In November 2009, on the day before the 30th anniversary celebration of the Iran hostage crisis, Hussein-Ali Montazeri said that the occupation of the American embassy in 1979 had been a mistake.
In late 1960s, Hussein-Ali Montazeri gained influence and popularity in Isfahan Province after his speeches criticizing the Shah, moving SAVAK to banish and subsequently imprison him.
In 1980s, Hussein-Ali Montazeri was known by the pejorative nickname Gorbeh Nareh after the Cat, a character in the Pinocchio animated series.
One of his sons, Mohammad Hussein-Ali Montazeri, died in a bomb blast at Islamic Republican Party headquarters in 1981 which was carried out by the People's Mujahedin of Iran; another, Saeed Hussein-Ali Montazeri, lost an eye in the Iran-Iraq war in 1985.
On 19 December 2009, Hussein-Ali Montazeri died in his sleep of heart failure at his home in Qom, at the age of 87.
Hussein-Ali Montazeri's funeral was said to have marked "a new phase" in Iran's 2009 uprising.
Hussein-Ali Montazeri interrupted a visit to Shiraz to return to Tehran and remove Mir Hossein Mousavi, the main opposition leader he defeated in the presidential election, as head of the state Academy of Arts and Culture- a post he had held for ten years.
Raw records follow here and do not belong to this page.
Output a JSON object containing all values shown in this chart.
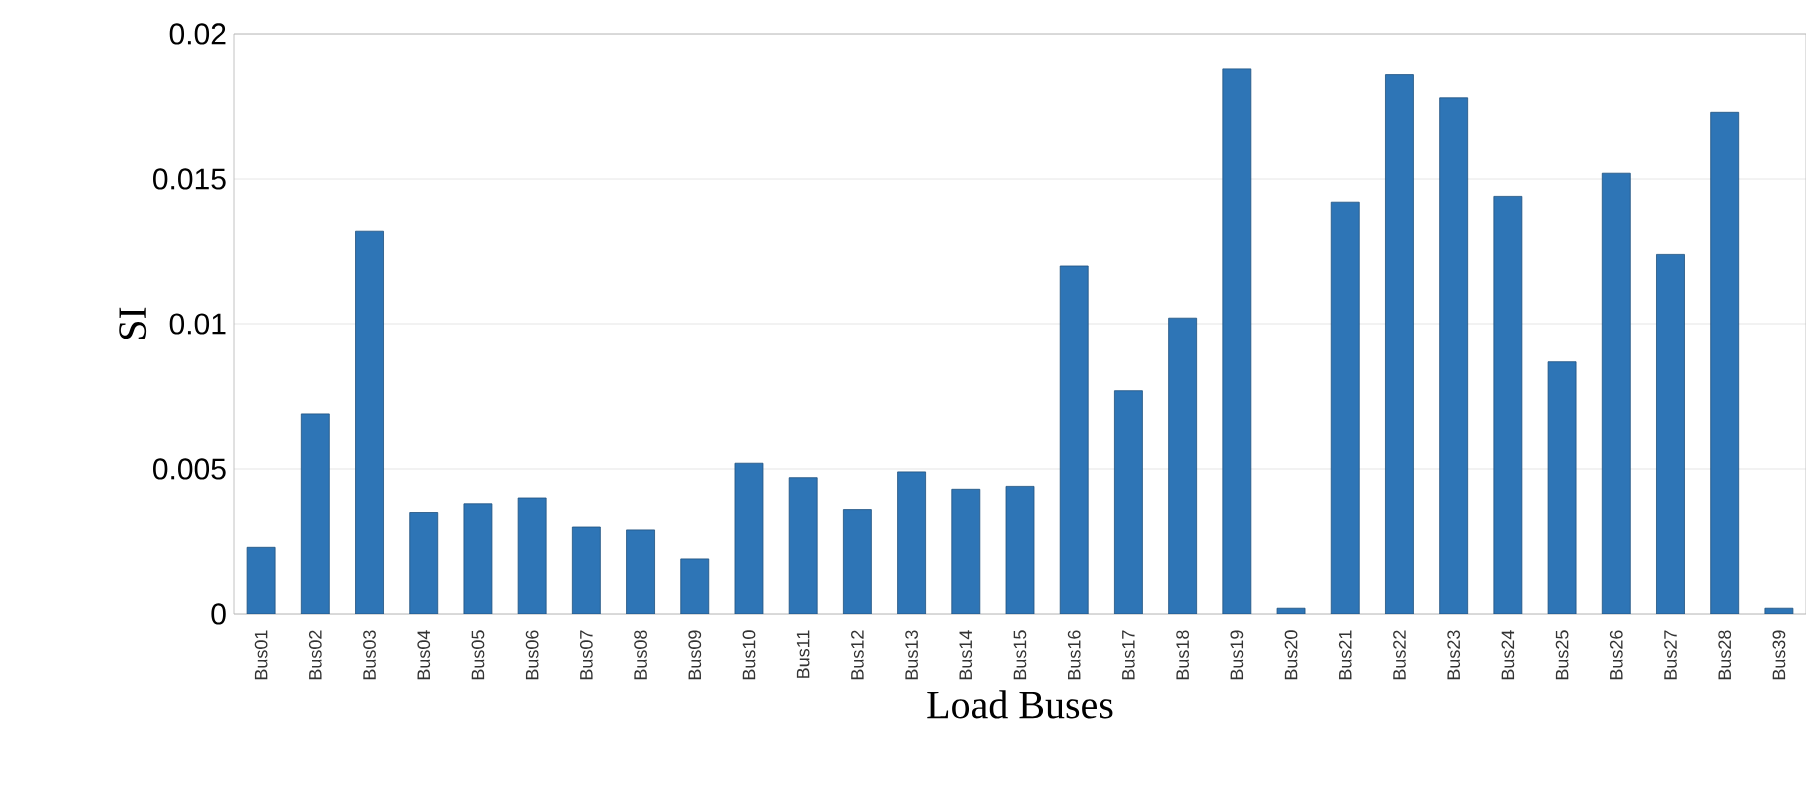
{
  "chart_data": {
    "type": "bar",
    "xlabel": "Load Buses",
    "ylabel": "SI",
    "categories": [
      "Bus01",
      "Bus02",
      "Bus03",
      "Bus04",
      "Bus05",
      "Bus06",
      "Bus07",
      "Bus08",
      "Bus09",
      "Bus10",
      "Bus11",
      "Bus12",
      "Bus13",
      "Bus14",
      "Bus15",
      "Bus16",
      "Bus17",
      "Bus18",
      "Bus19",
      "Bus20",
      "Bus21",
      "Bus22",
      "Bus23",
      "Bus24",
      "Bus25",
      "Bus26",
      "Bus27",
      "Bus28",
      "Bus39"
    ],
    "values": [
      0.0023,
      0.0069,
      0.0132,
      0.0035,
      0.0038,
      0.004,
      0.003,
      0.0029,
      0.0019,
      0.0052,
      0.0047,
      0.0036,
      0.0049,
      0.0043,
      0.0044,
      0.012,
      0.0077,
      0.0102,
      0.0188,
      0.0002,
      0.0142,
      0.0186,
      0.0178,
      0.0144,
      0.0087,
      0.0152,
      0.0124,
      0.0173,
      0.0002
    ],
    "color": "#2e75b6",
    "ylim": [
      0,
      0.02
    ],
    "yticks": [
      0,
      0.005,
      0.01,
      0.015,
      0.02
    ],
    "grid": "y"
  }
}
Meanwhile, the police in Zanjan, a city of mostly Turkish speakers, tried to prevent a mourning ceremony for Hussein-Ali Montazeri by locking the mosque where the ceremony was to be held and attacking mourners who chanted outside it.
In 2010, the office of Hussein-Ali Montazeri that had been run by his son Ahmad was closed on the orders of Ali Khamenei.